The plot is so simple. In a fun opening action sequence, new
villain Balthazar Bratt (a purple-jumpsuit-wearing, keytar-playing,
dance-battle-enjoying doofus voiced by Trey Parker) escapes a flying hijacked
freighter before Anti-Villain League operatives Gru (Steve Carell) and Lucy
(Kristen Wiig) can stop him. For this failure, they’re fired. Before they can
fight to get their jobs back, there is the movie’s other development: Gru’s
long lost twin brother, Dru. Apparently, there was a secret Parent-Trap-backstory situation
happening here, with Gru’s mother (Julie Andrews) admitting that she got the
bad end of the bargain. Gru is invited to take his family to the island nation
of Freedonia (a neat reference to the Marx brothers’ fictitious Duck Soup setting) and meet this
long-lost bro. No surprise, the guy turns out to be Gru’s opposite:
happy-go-lucky, overeager to please, and with a full head of hair. The series’
usual directors and writers here provide Carell an opportunity to continue his
pleasant, mushy-mouthed, vaguely-Slavic voice performance’s Peter Sellers’
tendencies in a double role distinguished mostly by how frowny or bubbly he
makes any given line reading. Freedonia becomes a silly playground for Gru’s
daughters (Miranda Cosgrove, Dana Gaier, and Nev Scharrel) and their small
scenes – cute, flimsy stuff involving cheese rituals and unicorn hunts – while
the grown-ups run around. You see, Dru is jealous of his brother’s infamy, and
Gru hopes to use this to partner up and take down Bratt. Simple as that.
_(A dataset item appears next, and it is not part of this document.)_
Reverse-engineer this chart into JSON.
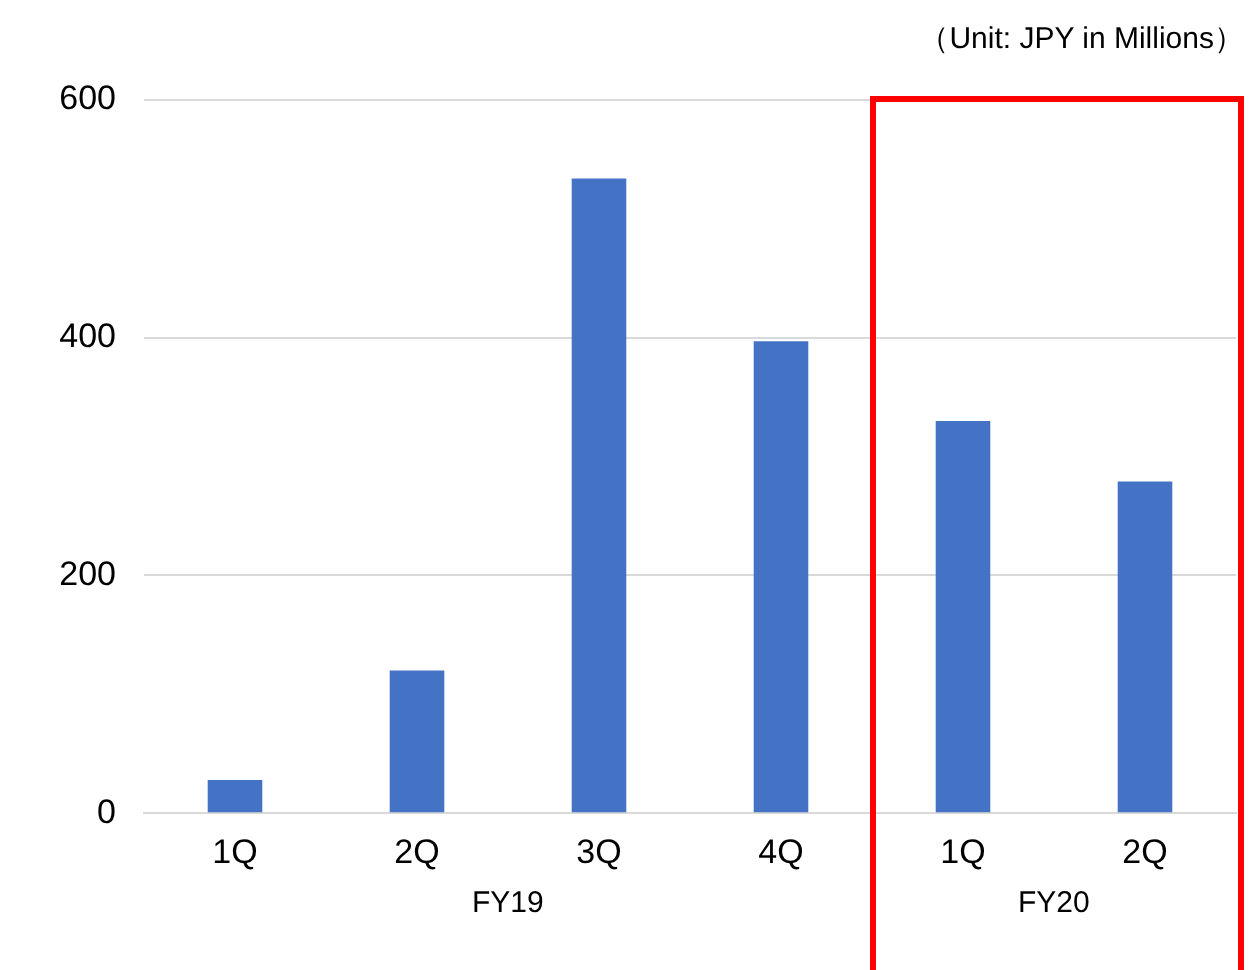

Bouncy 3D cartoon commotion in a slick wide frame moves things
along, with heists and chases and all sorts of mad scrambling and shouting (the
voice work is energetic and giggly), explosions and engines, and elaborate
gadgetry nonsense. Gru and Dru grow closer and further apart depending on the
needs of a scene, though it makes a prickly brotherly sense. Bratt is a fun new
villain, bopping to 80’s tunes and plotting with his chintzy robot sidekick from
his lair: a deep-sea tower surrounded by poisonous spikes and guarded by
rockets stored in a giant Rubik’s cube. Lucy gets short shrift most of the
time, but she has a pleasant motivation to gain her new adopted daughters’
trust. Best, of course, are the Minions, babbling away in their own plotline
most of the way through, having resigned to find a more despicable boss. (They
remain as preposterously hilarious as ever, waddling and squabbling and getting
the brunt of the wackiest violence.) In the end, the variety of subplots
converge in a fast-paced action climax where lessons are learned, loyalties
confirmed, trust earned, and everything is in its place for a sentimental
finale with a door wide open for more. It’s all hectic set-pieces and quick
gags, one after the other, lined up for minimum downtime and maximum zany distraction.
There’s nothing to it but skillfully empty colorful entertainment. That’s good
enough, the series approaching exactly the sort of comforting rhythms and
agreeable form of any other reasonably diverting Saturday morning cartoon.
Forget the popcorn. I bet it pairs best with a huge bowl of Frosted Flakes.